The most important thing to me is really the effort implied by these individuals as they’re pulling and hauling things. At the same time, the effort of making the work itself is kind of herculean—drawing on a 150-foot-wide wall. All these people, all this time. It’s a kind of marathon of effort. If you look back at the history of Manchester, hundreds of thousands of people came to the city from all walks of life—and parts of the world—to find work.
And yet, most of all that work they did is forgotten. These things, these people pass, and history passes, too. The drawings are a kind of memorialization and history of that effort.
It’s also, you’ve said, a conversation about the American dream.
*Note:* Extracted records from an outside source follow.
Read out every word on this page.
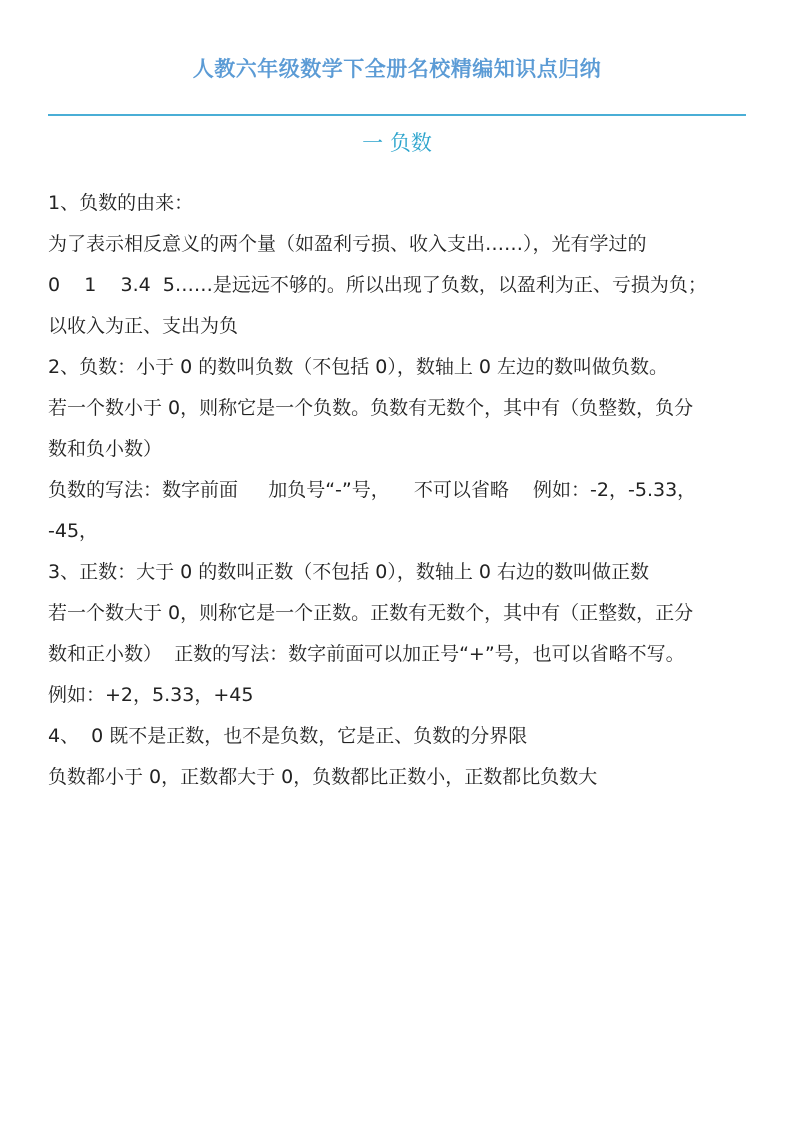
人教六年级数学下全册名校精编知识点归纳
一 负数
1、负数的由来：
为了表示相反意义的两个量（如盈利亏损、收入支出……），光有学过的
0    1    3.4  5……是远远不够的。所以出现了负数，以盈利为正、亏损为负；
以收入为正、支出为负
2、负数：小于 0 的数叫负数（不包括 0），数轴上 0 左边的数叫做负数。
若一个数小于 0，则称它是一个负数。负数有无数个，其中有（负整数，负分
数和负小数）
负数的写法：数字前面     加负号“-”号，    不可以省略    例如：-2，-5.33，
-45，
3、正数：大于 0 的数叫正数（不包括 0），数轴上 0 右边的数叫做正数
若一个数大于 0，则称它是一个正数。正数有无数个，其中有（正整数，正分
数和正小数）  正数的写法：数字前面可以加正号“+”号，也可以省略不写。
例如：+2，5.33，+45
4、  0 既不是正数，也不是负数，它是正、负数的分界限
负数都小于 0，正数都大于 0，负数都比正数小，正数都比负数大
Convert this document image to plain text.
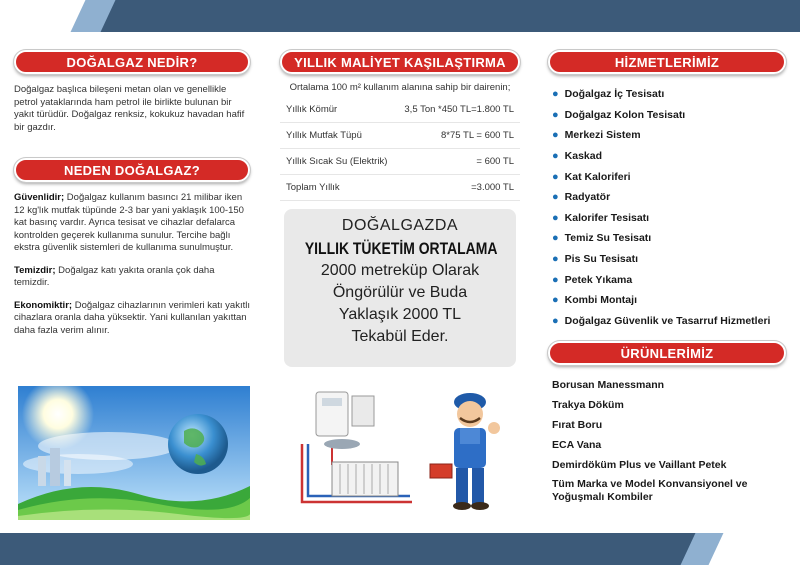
DOĞALGAZ NEDİR?

Doğalgaz başlıca bileşeni metan olan ve genellikle petrol yataklarında ham petrol ile birlikte bulunan bir yakıt türüdür. Doğalgaz renksiz, kokukuz havadan hafif bir gazdır.

NEDEN DOĞALGAZ?

Güvenlidir; Doğalgaz kullanım basıncı 21 milibar iken 12 kg'lık mutfak tüpünde 2-3 bar yani yaklaşık 100-150 kat basınç vardır. Ayrıca tesisat ve cihazlar defalarca kontrolden geçerek kullanıma sunulur. Tercihe bağlı ekstra güvenlik sistemleri de kullanıma sunulmuştur.

Temizdir; Doğalgaz katı yakıta oranla çok daha temizdir.

Ekonomiktir; Doğalgaz cihazlarının verimleri katı yakıtlı cihazlara oranla daha yüksektir. Yani kullanılan yakıttan daha fazla verim alınır.

YILLIK MALİYET KAŞILAŞTIRMA

Ortalama 100 m² kullanım alanına sahip bir dairenin;

Yıllık Kömür	3,5 Ton *450 TL=1.800 TL
Yıllık Mutfak Tüpü	8*75 TL = 600 TL
Yıllık Sıcak Su (Elektrik)	= 600 TL
Toplam Yıllık	=3.000 TL
DOĞALGAZDA
YILLIK TÜKETİM ORTALAMA
2000 metreküp Olarak
Öngörülür ve Buda
Yaklaşık 2000 TL
Tekabül Eder.
HİZMETLERİMİZ
● Doğalgaz İç Tesisatı
● Doğalgaz Kolon Tesisatı
● Merkezi Sistem
● Kaskad
● Kat Kaloriferi
● Radyatör
● Kalorifer Tesisatı
● Temiz Su Tesisatı
● Pis Su Tesisatı
● Petek Yıkama
● Kombi Montajı
● Doğalgaz Güvenlik ve Tasarruf Hizmetleri
ÜRÜNLERİMİZ
Borusan Manessmann
Trakya Döküm
Fırat Boru
ECA Vana
Demirdöküm Plus ve Vaillant Petek
Tüm Marka ve Model Konvansiyonel ve Yoğuşmalı Kombiler
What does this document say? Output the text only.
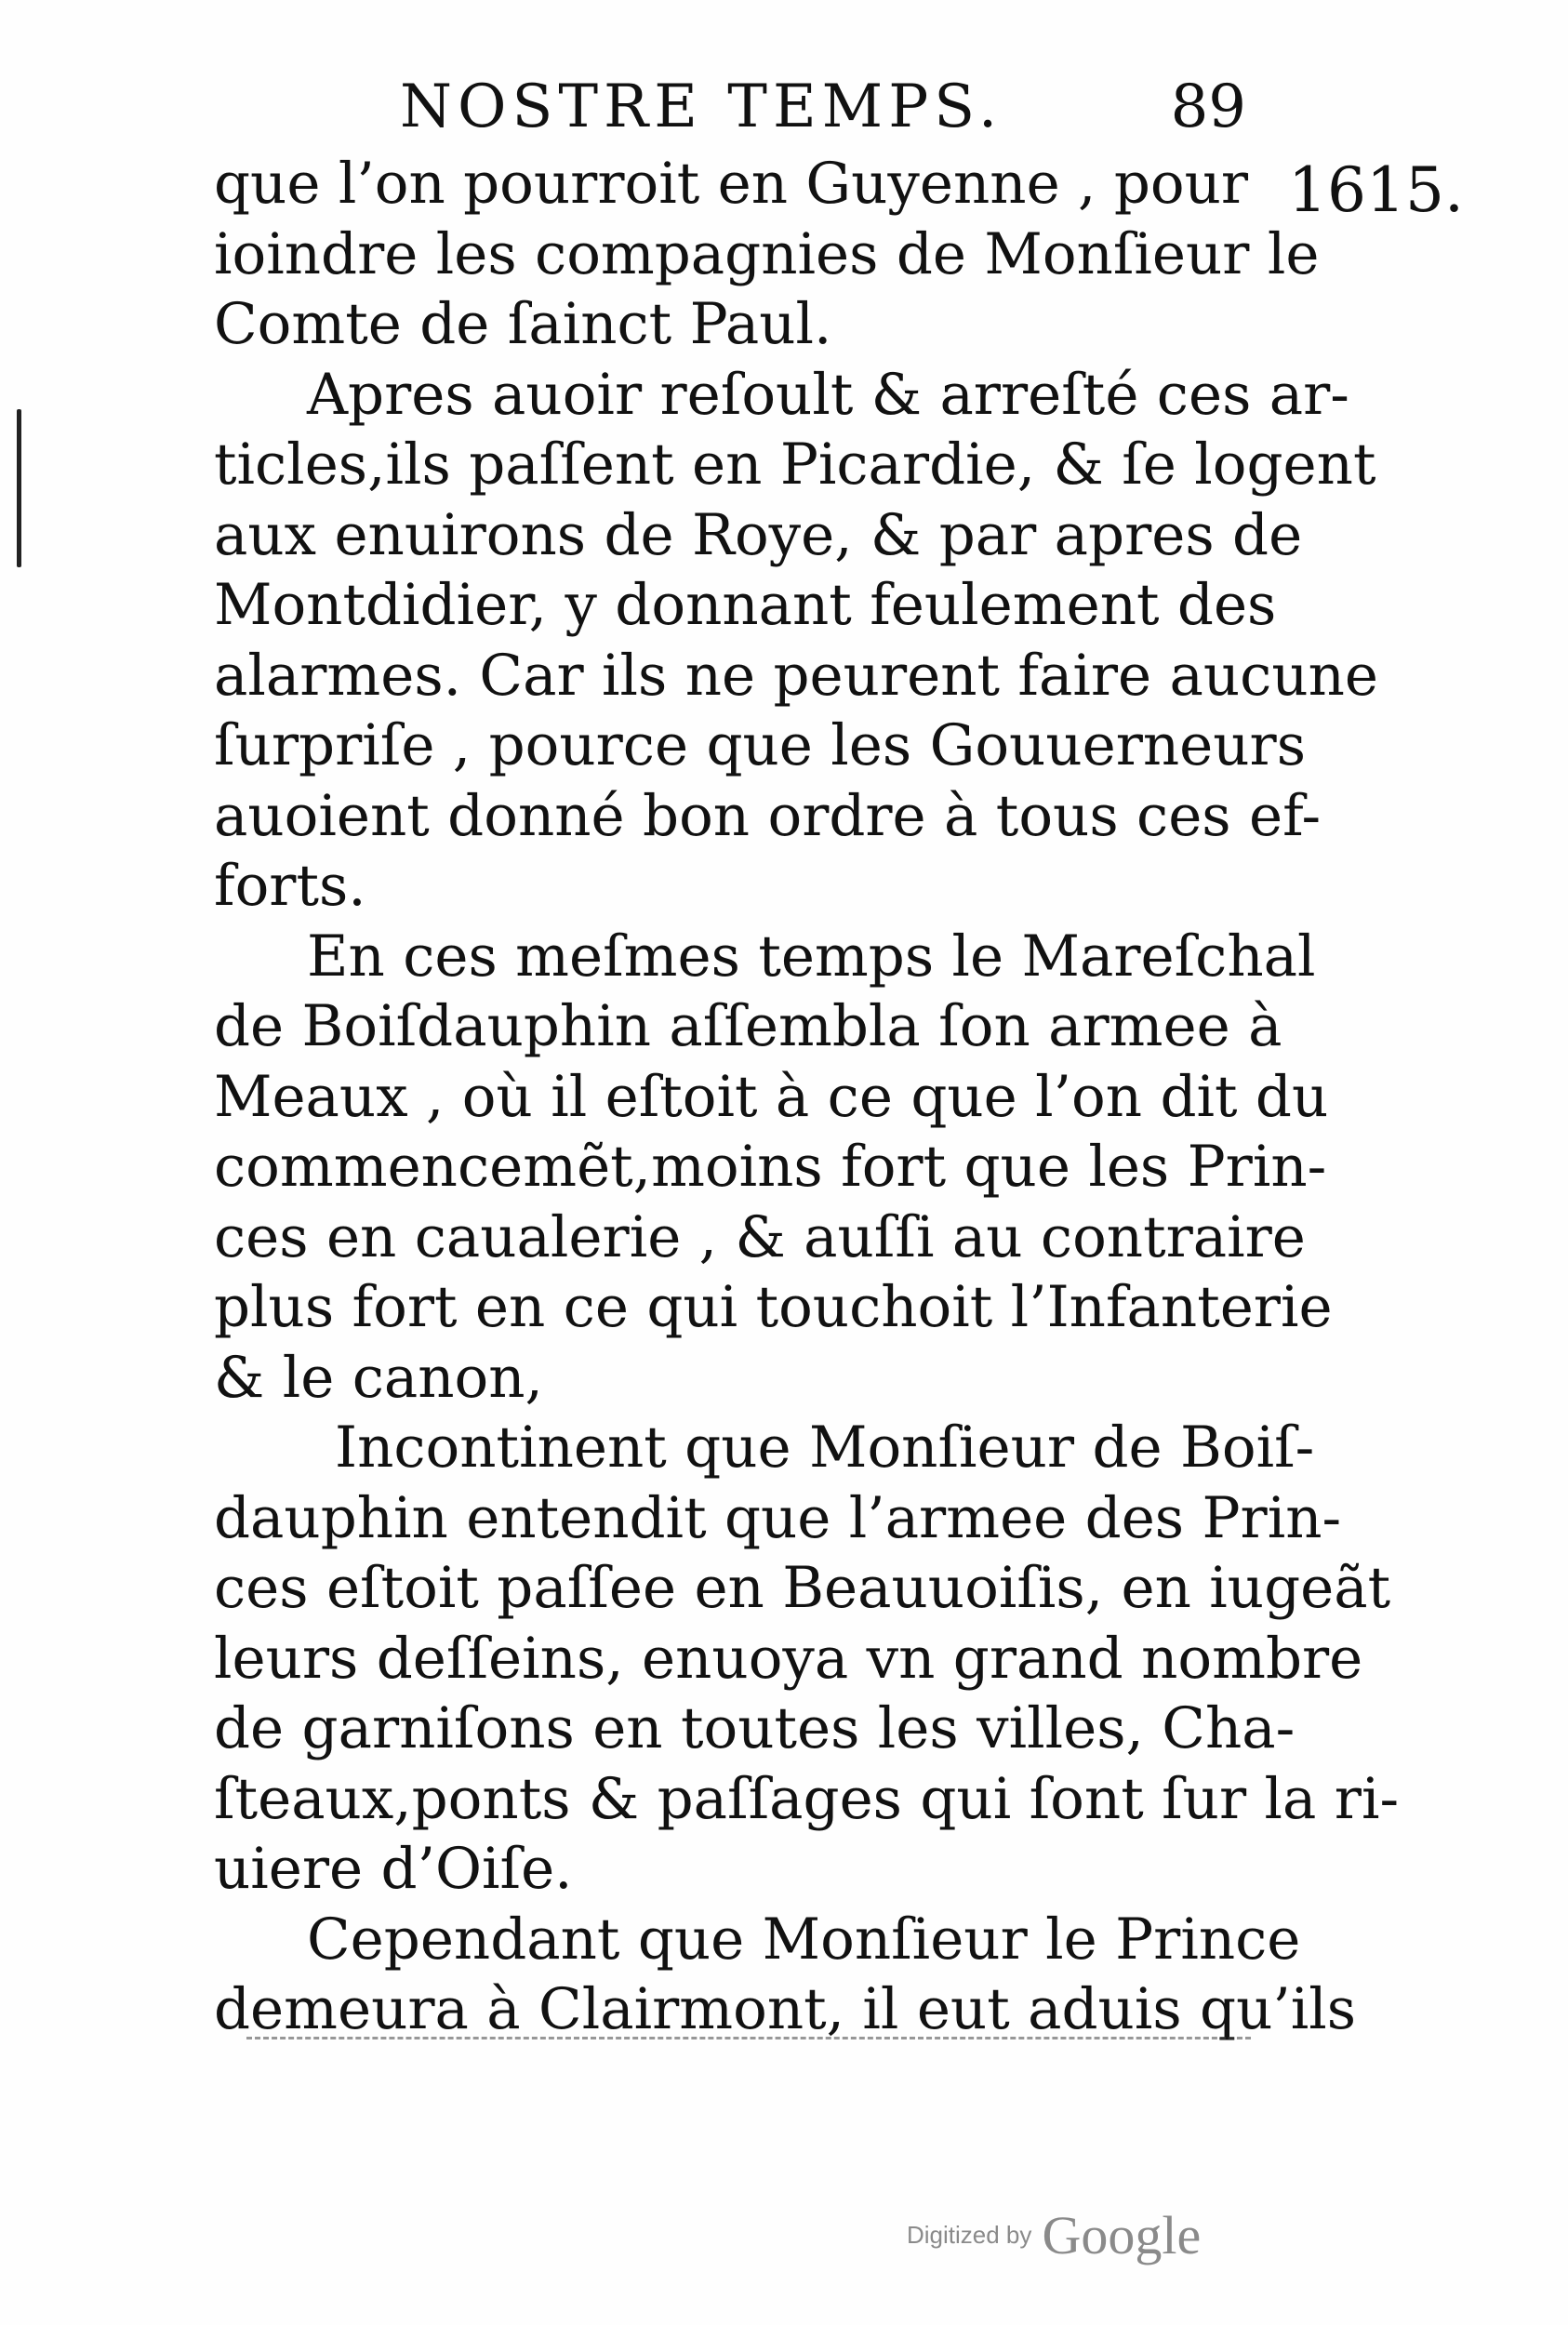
NOSTRE TEMPS.	89
1615.
que l’on pourroit en Guyenne , pour
ioindre les compagnies de Monſieur le
Comte de ſainct Paul.
Apres auoir reſoult & arreſté ces ar-
ticles,ils paſſent en Picardie, & ſe logent
aux enuirons de Roye, & par apres de
Montdidier, y donnant feulement des
alarmes. Car ils ne peurent faire aucune
ſurpriſe , pource que les Gouuerneurs
auoient donné bon ordre à tous ces ef-
forts.
En ces meſmes temps le Mareſchal
de Boiſdauphin aſſembla ſon armee à
Meaux , où il eſtoit à ce que l’on dit du
commencemẽt,moins fort que les Prin-
ces en caualerie , & auſſi au contraire
plus fort en ce qui touchoit l’Infanterie
& le canon,
Incontinent que Monſieur de Boiſ-
dauphin entendit que l’armee des Prin-
ces eſtoit paſſee en Beauuoiſis, en iugeãt
leurs deſſeins, enuoya vn grand nombre
de garniſons en toutes les villes, Cha-
ſteaux,ponts & paſſages qui ſont ſur la ri-
uiere d’Oiſe.
Cependant que Monſieur le Prince
demeura à Clairmont, il eut aduis qu’ils
Digitized by Google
We have this idea in this country that you have to work hard to get ahead. You’re supposed to put in crazy amounts of hours and not take vacation—and if you do that, you will somehow be upwardly mobile. I don’t think that that’s usually true. I think most people work really hard and don’t get a lot of pay, or even a lot of thanks for it.
Part of what I’m trying to get to in this show is this idea, “Is it really worth it to put in all this work?” I’m hopefully making a comment about it, too, because I am making an enormous piece of art that will be destroyed. So in a way, I want to make sure that people understand that I am a part of this, too.
It seems like much of the exhibit is about tools.
I view tools as a kind of classic archive of human living in the world. There’s an archaeological site called Neville in Manchester where artifacts were found that are thousands of years old—they pre-date Abenaki and Pennacook native communities. There are spearheads and cutting tools, stone-cutting tools.
Not much is known about the people who lived at that time, but we do know about their tools. Tools are so much of the way in which we find out about the past. So I put tools in the drawing—with people depicted hauling them around.
We can invent a thousand different robots, but there are some things in which humans just still have to push and struggle and haul. And that’s the common factor in the show. My hope is that these figures were seen as doing things that seem above and beyond what is possible.
Tell me why you are destroying your drawings—painting them over—when the exhibit ends.
I think of it as kind of a beautiful moment, when the wall drawings are painted over. It’s destructive, it’s a kind of death. There’s so much celebration in the art world of the luxury good, and here is this pretty neat piece of art—we should preserve it forever, right?
Part of what I’m trying to talk about in painting something over and destroying something, is that we have to remember that the idea of making the piece is for people to talk about and bitch about and argue about and celebrate.
Making things that are temporary hopefully forces people to just think a little about why they would want to keep things—what is the thing that they think should be preserved? I think it’s a good challenge too, to think about how I can make something that only exists for a finite amount of time and still have it be worth something to people. Because ultimately, it’s for others, not for me.
Is drawing a neglected art form?
I was trained as a painter, and I came to artwork through oil painting. We go to museums and the first things we see are paintings. A lot of my art work still, even though it’s drawing, talks about painting and painting history. But drawing is always struggling against that history.
Even so, what’s cool right now is that the contemporary art world has really elevated drawing. Artists are using it in super dynamic ways across all different platforms—it really has a kind of integrity that’s new and exciting. But it still gets diminished compared to painting, so I have a chip on my shoulder about it. I am teaching in a drawing and painting department and so I am fully aware of the need to create this kind of equitable balance.
Drawing is a universal language. If you and I didn’t speak the same language, we could use drawing to communicate. Everyone draws, whether they think about it that way, or not. Writing is a form of drawing. And to me, I kind of look at it and I’m like, “This is like the Rosetta Stone of art.”